Tetapi apakah yang harus kita katakan tentang eksperimen-eksperimen Pasteur yang telah menunjukkan bahwa dari barang mati tidak pernah dapat timbul suatu makhluk hidup? Teilhard berpendapat bahwa dalam proses evolusi setiap fase mempunyai waktunya sendiri. Itu berarti bahwa peralihan tersebut hanya satu kali bisa terjadi, yaitu ketika semua faktor bersangkutan mencapai keadaan demikian rupa sehingga peralihan tersebut sungguh-sungguh dapat berlangsung. Tidak mustahil bahwa keadaan tersebut tidak pernah akan dapat berlangsung. Tidak mustahil bahwa keadaan tersebut tidak pernah akan dapat ditiru lagi dalam laboratorium. Waktunya sudah lewat.

Hal yang sama berlaku juga tentang timbulnya manusia. Setelah tampak untuk pertama kali, kehidupan berkembang terus melalui berbagai jalan. Terjadilah pemisahan antara kawasan tumbuh-tumbuhan serta kawasan binatang dan dalam dua kawasan tersebut pun perkembangan berlangsung terus. Paleontology dapat mengikuti perkembangan tersebut, paling jelas pada taraf binatang bertulang punggung (vertebrata). Akhirnya terjadi perkembangan dari tahap kehidupan ke tahap manusia, dari biosphere, kata Teilhard. Loncatan ini juga bisa terjadi karena sudah tiba waktunya dan agaknya tidak pernah dapat diulang lagi.
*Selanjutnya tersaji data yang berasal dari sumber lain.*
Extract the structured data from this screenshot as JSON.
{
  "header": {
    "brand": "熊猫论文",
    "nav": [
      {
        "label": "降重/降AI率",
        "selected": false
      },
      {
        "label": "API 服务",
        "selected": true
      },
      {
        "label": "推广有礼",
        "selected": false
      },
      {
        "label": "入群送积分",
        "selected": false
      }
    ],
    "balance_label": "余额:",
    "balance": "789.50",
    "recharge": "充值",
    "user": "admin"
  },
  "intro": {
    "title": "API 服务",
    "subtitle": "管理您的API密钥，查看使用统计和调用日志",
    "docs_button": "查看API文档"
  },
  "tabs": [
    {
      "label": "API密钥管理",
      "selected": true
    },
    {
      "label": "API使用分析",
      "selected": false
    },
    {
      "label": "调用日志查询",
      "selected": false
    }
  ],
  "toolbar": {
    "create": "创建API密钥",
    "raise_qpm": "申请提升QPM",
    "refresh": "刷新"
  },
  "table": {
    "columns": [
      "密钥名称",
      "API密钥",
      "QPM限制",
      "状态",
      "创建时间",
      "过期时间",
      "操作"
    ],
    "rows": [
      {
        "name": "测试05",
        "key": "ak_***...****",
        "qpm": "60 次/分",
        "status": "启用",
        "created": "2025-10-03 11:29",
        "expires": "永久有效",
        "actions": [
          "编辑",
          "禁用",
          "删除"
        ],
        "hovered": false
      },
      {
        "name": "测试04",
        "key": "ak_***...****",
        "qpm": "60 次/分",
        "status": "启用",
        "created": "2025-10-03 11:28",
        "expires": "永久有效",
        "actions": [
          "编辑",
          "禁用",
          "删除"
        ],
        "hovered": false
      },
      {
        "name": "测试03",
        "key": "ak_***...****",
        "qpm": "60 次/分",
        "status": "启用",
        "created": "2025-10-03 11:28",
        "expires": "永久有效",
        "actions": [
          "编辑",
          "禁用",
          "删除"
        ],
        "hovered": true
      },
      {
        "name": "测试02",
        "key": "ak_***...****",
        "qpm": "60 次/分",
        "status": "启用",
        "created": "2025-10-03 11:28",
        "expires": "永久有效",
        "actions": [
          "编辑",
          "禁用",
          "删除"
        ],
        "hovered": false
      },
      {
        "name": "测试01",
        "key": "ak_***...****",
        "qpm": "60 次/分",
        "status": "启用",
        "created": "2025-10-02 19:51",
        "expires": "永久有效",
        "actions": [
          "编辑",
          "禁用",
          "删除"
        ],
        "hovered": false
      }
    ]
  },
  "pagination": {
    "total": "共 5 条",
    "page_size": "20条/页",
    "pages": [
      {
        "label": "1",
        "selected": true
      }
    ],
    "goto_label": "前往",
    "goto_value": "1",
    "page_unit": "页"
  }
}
Kalau dikatakan secara popular manusia berasal dari kera, perumusan itu agak menyesatkan. Janganlah diberi kesan seolah-olah manusia berasal dari jenis kera yang kita kenal sekarang. Baik kera seperti kita kenal sekarang maupun manusia berasal dari sebuah cabang yang sama yang sekarang ini tidak ada lagi. Justru tentang peralihan tersebut (di satu tempat atau mungkin di beberapa tempat sekaligus) paleontology tidak memiliki data-data konkret. Dan kemungkinan tipis sekali, praktis nol, bahwa data serupa itu akan ditemukan. Tengkorak-tengkorak dan fosil-fosil yang telah ditemukan sampai sekarang merupakan contoh tentang tahap perkembangan yang pada saat itu sudah tersebar cukup luas. Karena itu, teori evolusi tetap merupakan suatu hipotesa saja, sebab inti yang sebenarnya teori ini tidak dapat diverifikasi secara empiris. Namun demikian, hipotesa ini bukan sembarang hipotesa. Banyak sekali data empiris menunjang hipotesa ini, sehingga di kalangan para sarjana hampir tidak ada orang yang akan meragukan kebenarannya.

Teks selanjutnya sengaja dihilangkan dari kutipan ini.